Avec Les hommes frénétiques (1925), Ernest Pérochon (1885-1942), lançait un stupéfiant cri d’alarme contre une « science sans conscience » dont on commençait à peine alors à mesurer le danger. Chronique impitoyable de la fin de l’humanité, ce roman visionnaire devait marquer les esprits au point de devenir l’un des classiques fondateurs de la science-fiction moderne.
Un roman très particulier où le rôle principal est tenu par l’humanité elle-même. Il y a bien des protagonistes, mais on a parfois l’impression de lire un livre d’Histoire (future!).
Les féériques sont une belle invention de l’auteur et la ressemblance de leur danger avec les armes atomiques est frappante.
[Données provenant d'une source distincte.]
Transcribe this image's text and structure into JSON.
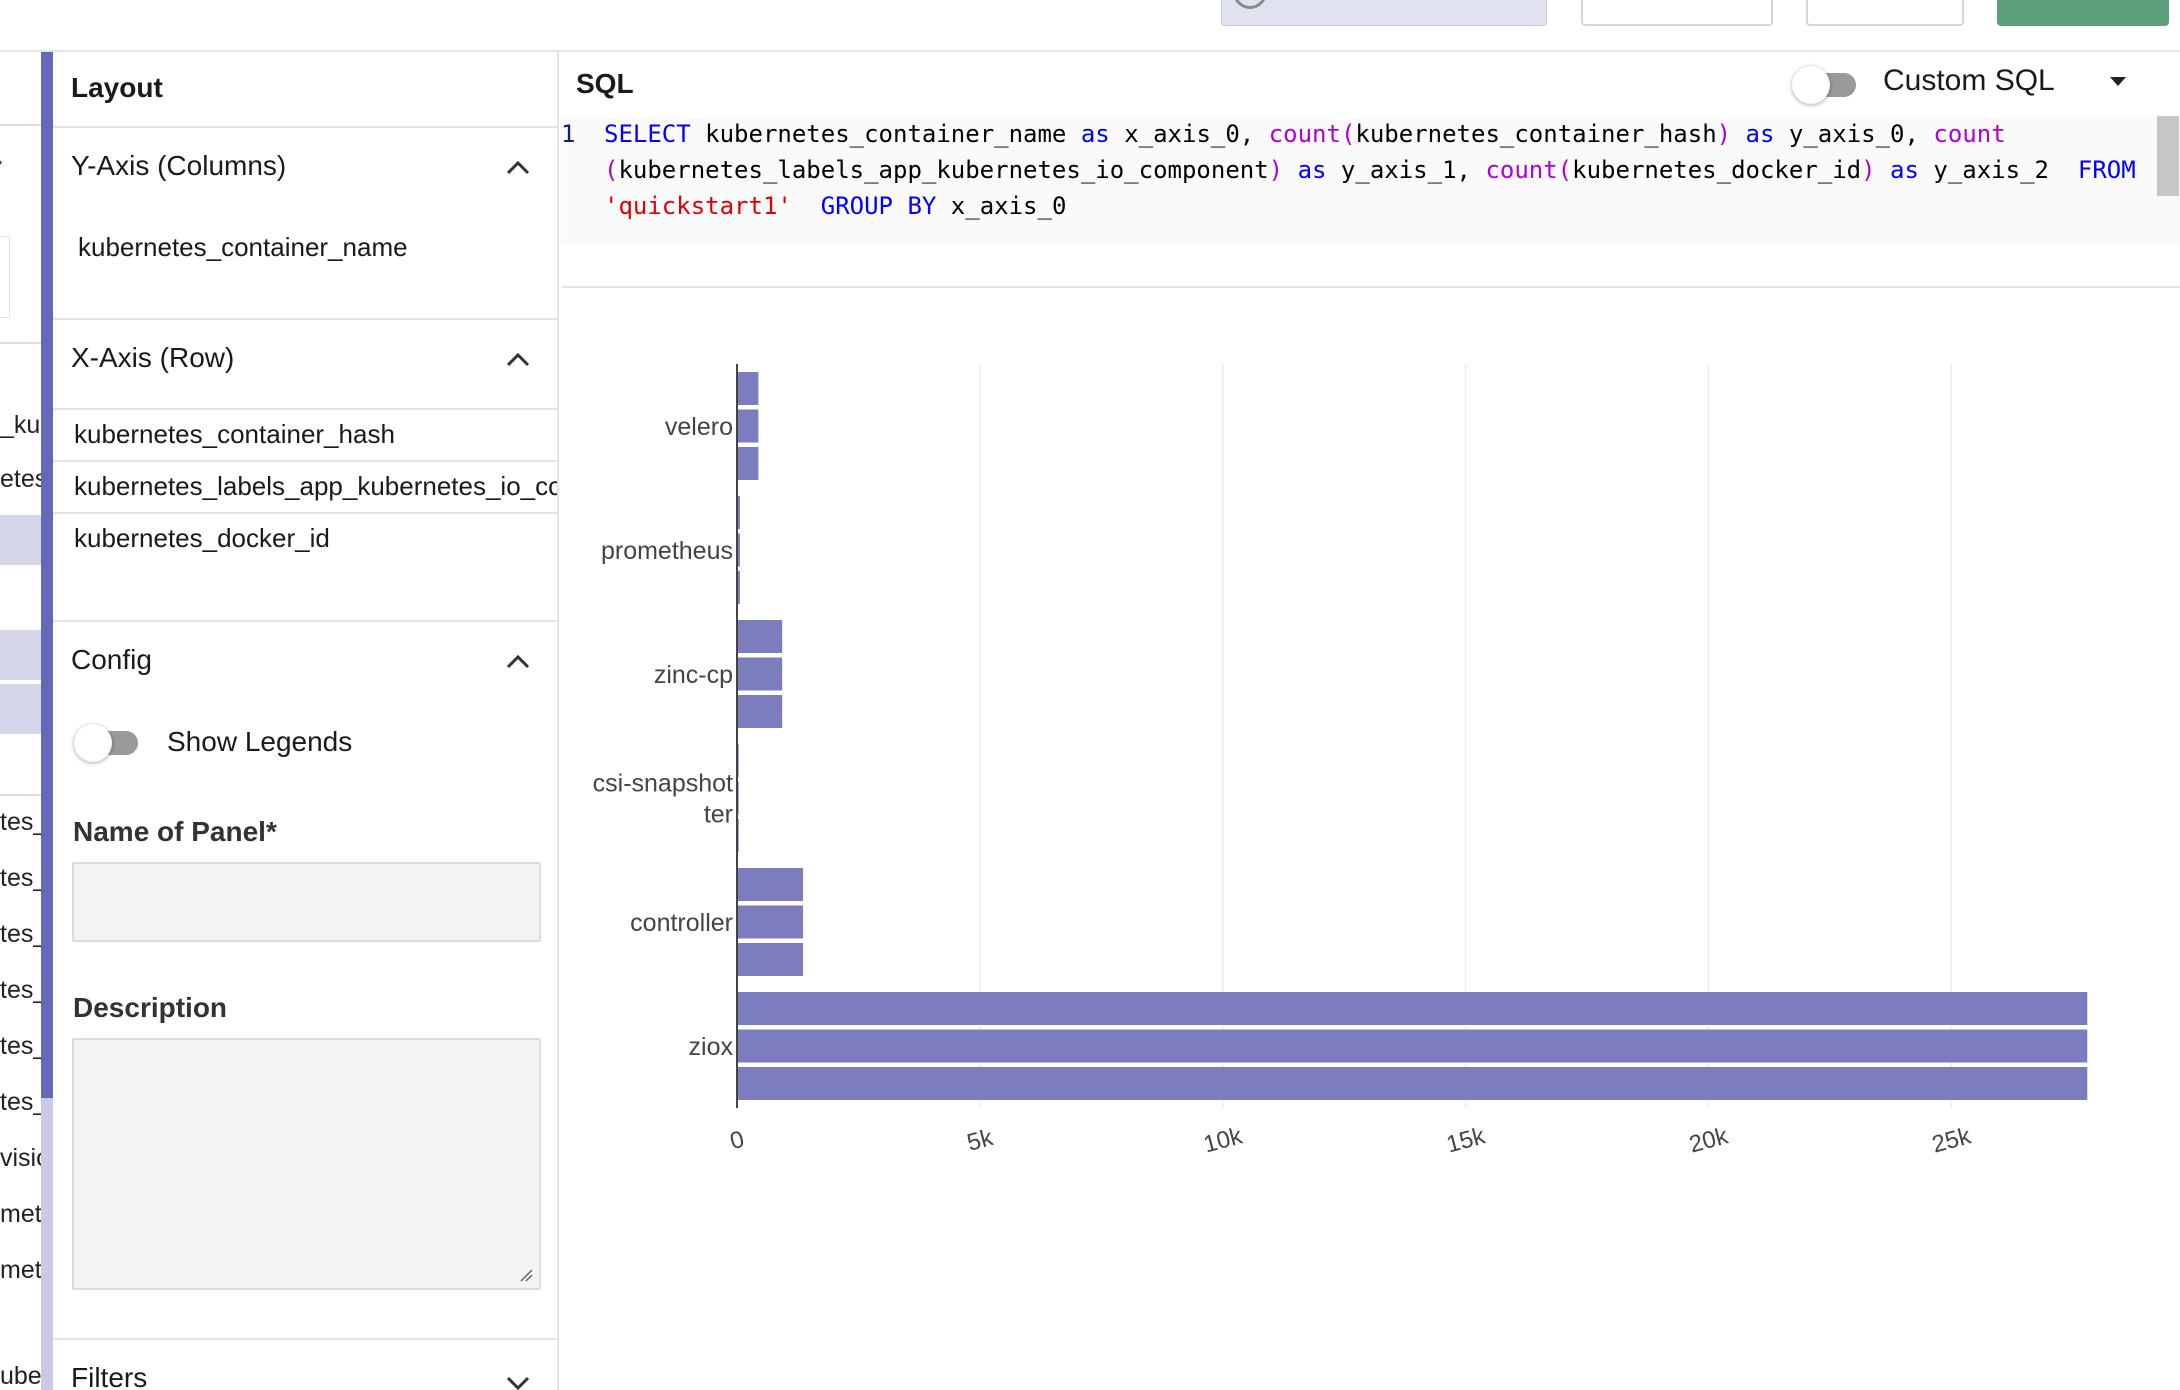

La folie des hommes décrite ici est tellement actuelle qu’on ne peut qu’espérer que ça reste de la fiction et que ce ne soit pas une prédiction. Une critique à peine voilée pour les scientifiques qui se prennent pour des dieux…
L’écriture est fluide, mais trop générale en ce qui concerne les détails. On reste dans un certain flou. De fait, la lecture m’a paru longuette, jusqu’aux derniers chapitres qui m’ont en revanche littéralement happé. Car j’ai trouvé le dénouement excellent ! Cette nouvelle genèse pleine d’espoir m’a enchanté.
Une bonne surprise finale pour qui a la patience de lire jusqu’au bout.